El empleado abrió su cerradura, dejó la llave puesta —que debía recoger luego— y se marchó. Julián Monasterio se quedó solo.
Abrió su caja y comprobó que el contenido estaba en regla: dos millones de pesetas en dinero negro por las últimas ventas que no había declarado y un cuaderno y varios disquetes donde llevaba las trampas de la contabilidad de la empresa. Pequeños fraudes que nunca ascendían a mucho y a los que lo empujaban los propios clientes, siempre astutos y reacios a pagar cualquier tipo de impuestos. Hojeó la última fecha y la apuntó en un papelito de su cartera. Pronto tendría que actualizarlo, en cuanto se abriera el plazo de la tercera declaración trimestral.
Se estaba demorando y Alba seguía sola allí fuera, esperándolo entre desconocidos. Recordó lo que le había prometido en el desayuno y comenzó a darse prisa. Abrió el maletín y extrajo el saquito con las arras y las pequeñas joyas. Una vez más contó las trece monedas brillantes y amarillas, nuevas en su oro viejo. Las empujó hasta el profundo fondo de la caja y luego sacó el libro. Antes de abrirlo, y aunque la cámara de vídeo estaba apagada, se puso de espaldas a ella, ocultándolo. De nuevo, como el día anterior, no resistió al deseo de empuñar la pistola, admirando su equilibrio, su amenazadora perfección. Cerró el libro precipitadamente cuando oyó unos pasos que se acercaban a la puerta. Debía de ser el empleado. ¿Qué pensaría si lo viera con una pistola entre las manos? Reconoció su voz por la abertura, diciéndole a alguien:
—Hay que esperar unos minutos, porque está dentro un cliente.
—Ya salgo —dijo en voz alta mientras guardaba la pistola y cerraba el libro con un golpe que sonó demasiado.
—De acuerdo. Deje la llave del banco en la cerradura. Luego la recogeré yo.
Cerró precipitadamente, con los dedos temblorosos, haciendo girar su llave, pensando que, aunque el empleado no cerrara en ese mismo momento con la del banco, nadie podría abrirla ya.
Salió del búnker sin fijarse en quién esperaba, porque rio al fondo a Alba que se había puesto en pie y parecía nerviosa y desconcertada por su tardanza. Murmuró un rápido adiós y se apresuró a coger la mano que le tendía su hija.

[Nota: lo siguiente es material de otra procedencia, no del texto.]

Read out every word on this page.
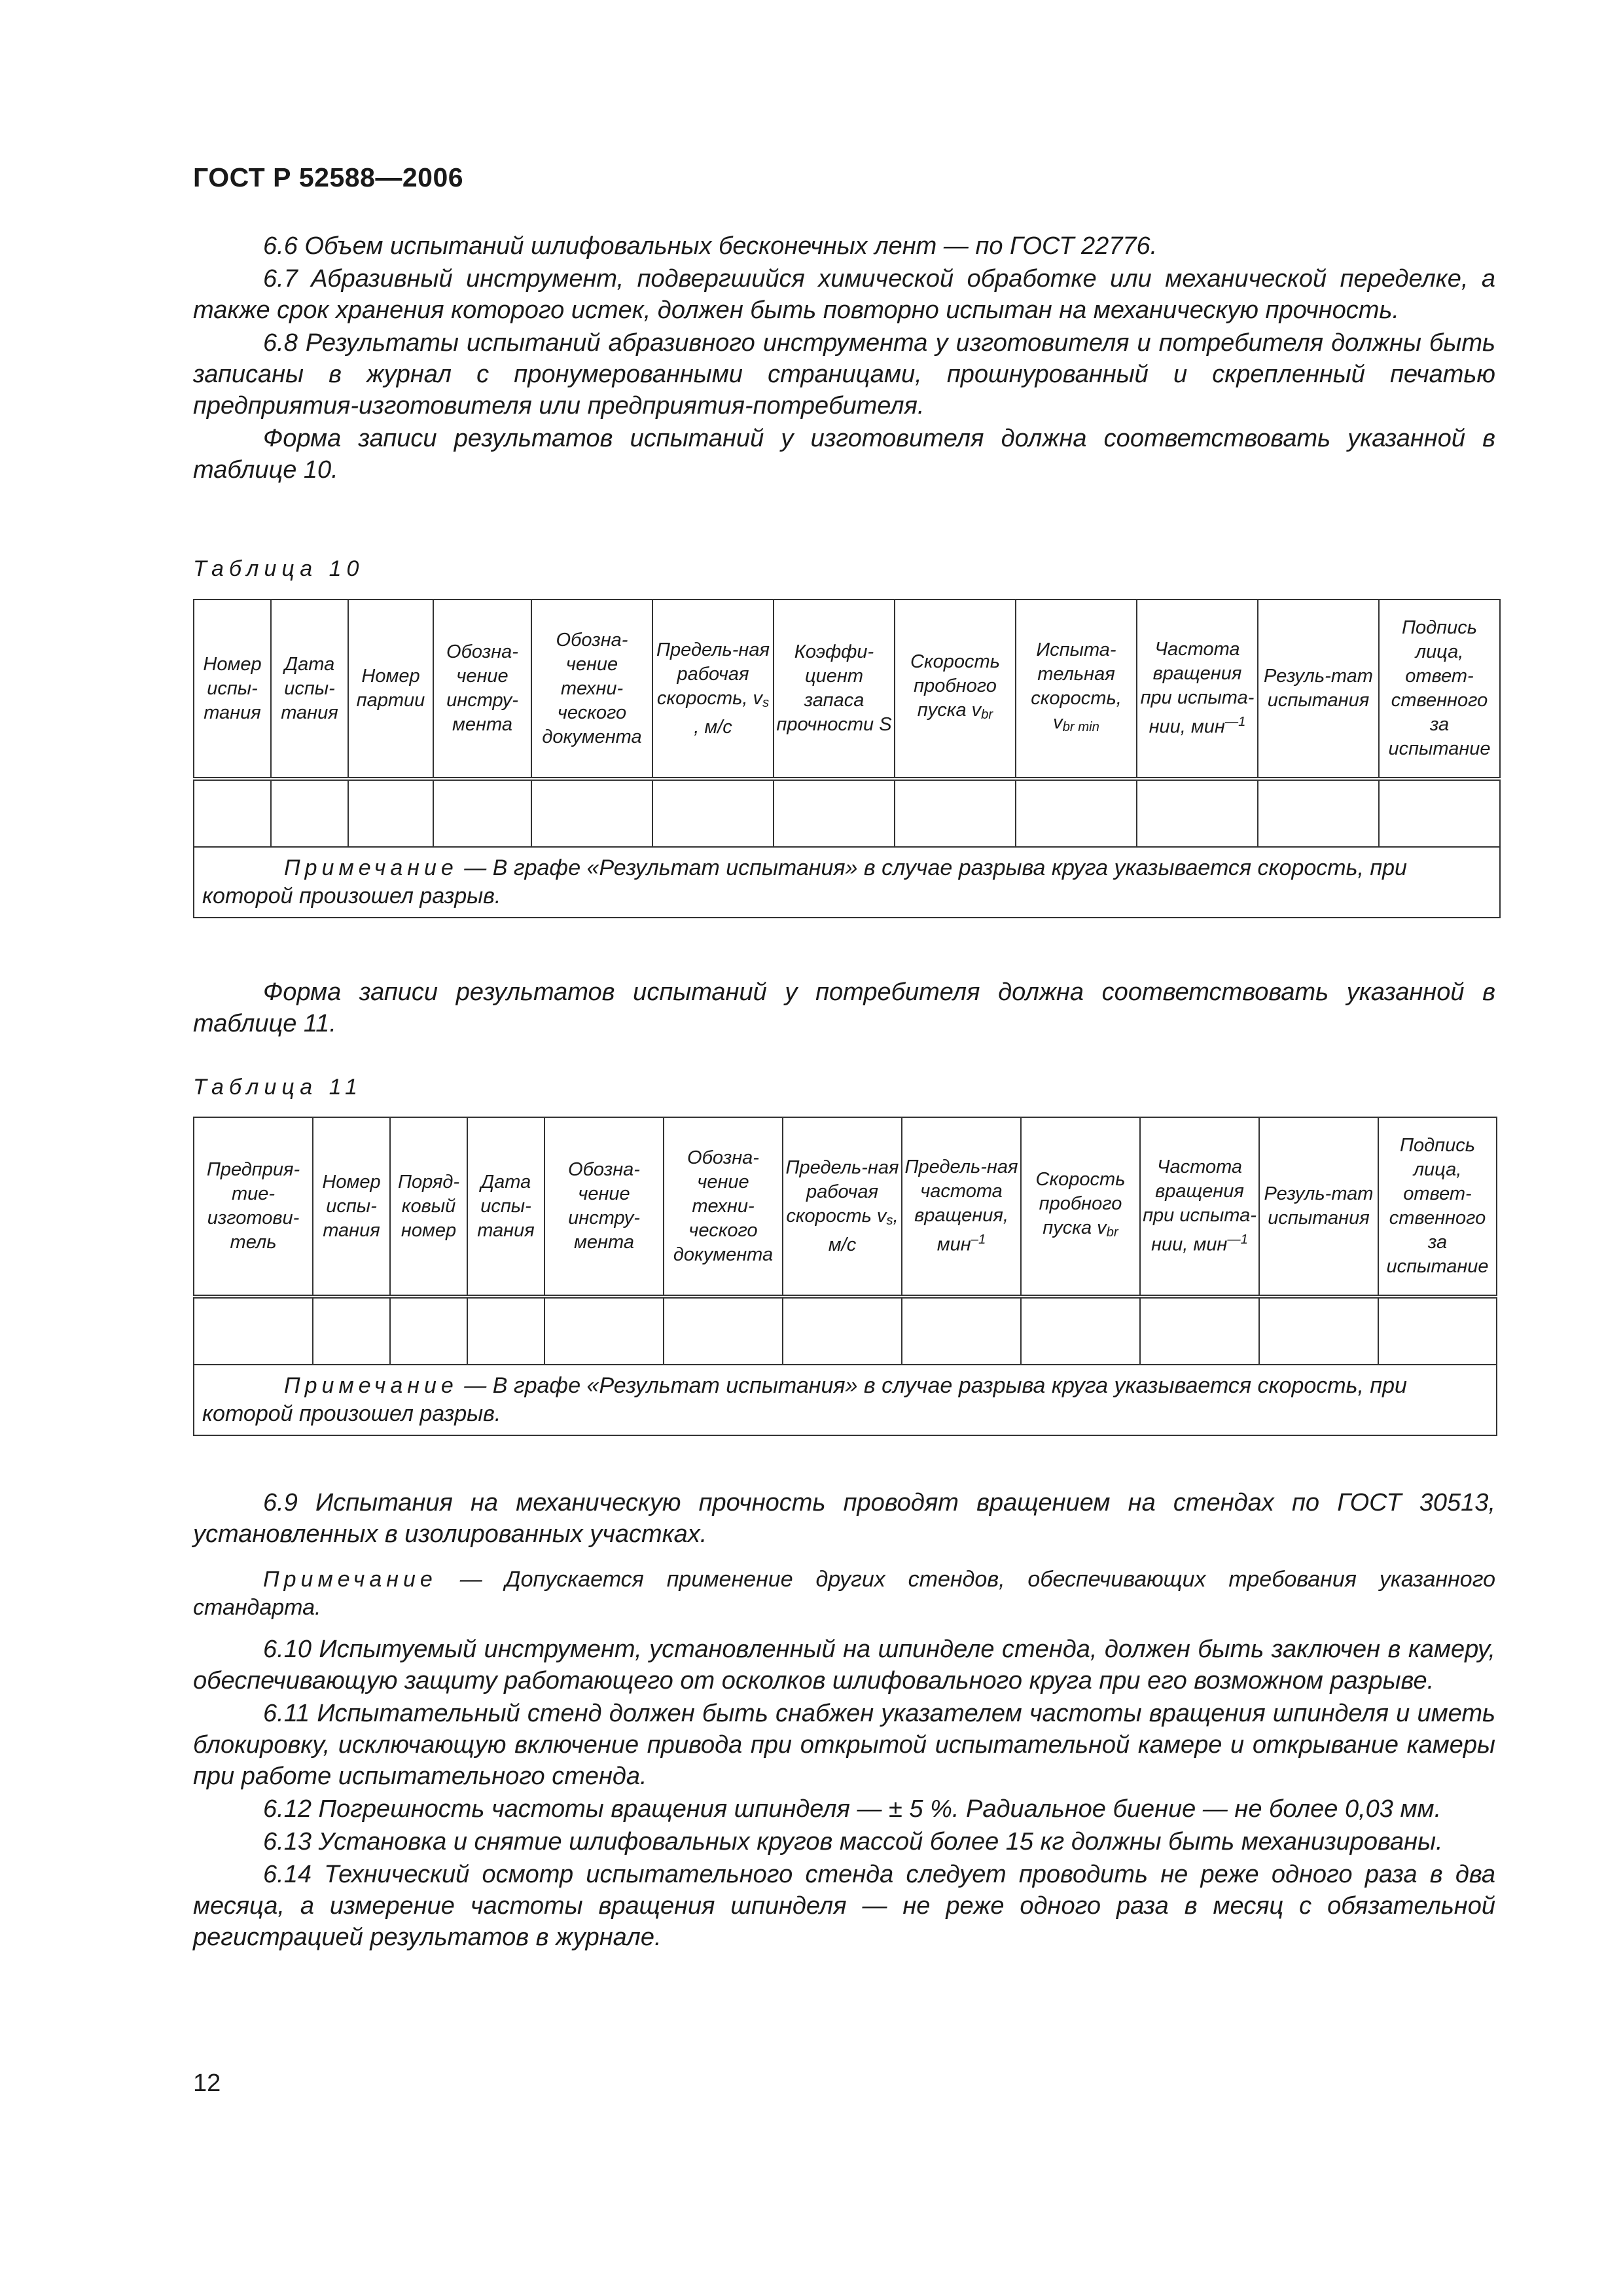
ГОСТ Р 52588—2006

6.6 Объем испытаний шлифовальных бесконечных лент — по ГОСТ 22776.

6.7 Абразивный инструмент, подвергшийся химической обработке или механической переделке, а также срок хранения которого истек, должен быть повторно испытан на механическую прочность.

6.8 Результаты испытаний абразивного инструмента у изготовителя и потребителя должны быть записаны в журнал с пронумерованными страницами, прошнурованный и скрепленный печатью предприятия-изготовителя или предприятия-потребителя.

Форма записи результатов испытаний у изготовителя должна соответствовать указанной в таблице 10.

Таблица 10
Номер испы-тания	Дата испы-тания	Номер партии	Обозна-чение инстру-мента	Обозна-чение техни-ческого документа	Предель-ная рабочая скорость, $v_s$ , м/с	Коэффи-циент запаса прочности S	Скорость пробного пуска $v_{br}$	Испыта-тельная скорость, $v_{br min}$	Частота вращения при испыта-нии, мин$^{—1}$	Резуль-тат испытания	Подпись лица, ответ-ственного за испытание

Примечание — В графе «Результат испытания» в случае разрыва круга указывается скорость, при которой произошел разрыв.											

Форма записи результатов испытаний у потребителя должна соответствовать указанной в таблице 11.

Таблица 11
Предприя-тие-изготови-тель	Номер испы-тания	Поряд-ковый номер	Дата испы-тания	Обозна-чение инстру-мента	Обозна-чение техни-ческого документа	Предель-ная рабочая скорость $v_s$, м/с	Предель-ная частота вращения, мин$^{-1}$	Скорость пробного пуска $v_{br}$	Частота вращения при испыта-нии, мин$^{—1}$	Резуль-тат испытания	Подпись лица, ответ-ственного за испытание

Примечание — В графе «Результат испытания» в случае разрыва круга указывается скорость, при которой произошел разрыв.											

6.9 Испытания на механическую прочность проводят вращением на стендах по ГОСТ 30513, установленных в изолированных участках.

Примечание — Допускается применение других стендов, обеспечивающих требования указанного стандарта.

6.10 Испытуемый инструмент, установленный на шпинделе стенда, должен быть заключен в камеру, обеспечивающую защиту работающего от осколков шлифовального круга при его возможном разрыве.

6.11 Испытательный стенд должен быть снабжен указателем частоты вращения шпинделя и иметь блокировку, исключающую включение привода при открытой испытательной камере и открывание камеры при работе испытательного стенда.

6.12 Погрешность частоты вращения шпинделя — ± 5 %. Радиальное биение — не более 0,03 мм.

6.13 Установка и снятие шлифовальных кругов массой более 15 кг должны быть механизированы.

6.14 Технический осмотр испытательного стенда следует проводить не реже одного раза в два месяца, а измерение частоты вращения шпинделя — не реже одного раза в месяц с обязательной регистрацией результатов в журнале.

12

Regresaron a casa y desde allí fueron al híper en el coche. Ahora que había guardado en el banco aquellos últimos restos de la herencia, se sentía más tranquilo, como quien se dispone a disfrutar de todo su tiempo libre después de alojar en una residencia canina a un perro hermoso y delicado, de una raza valiosa y un avalado pedigrí, pero que también puede ser feroz en caso de amenaza.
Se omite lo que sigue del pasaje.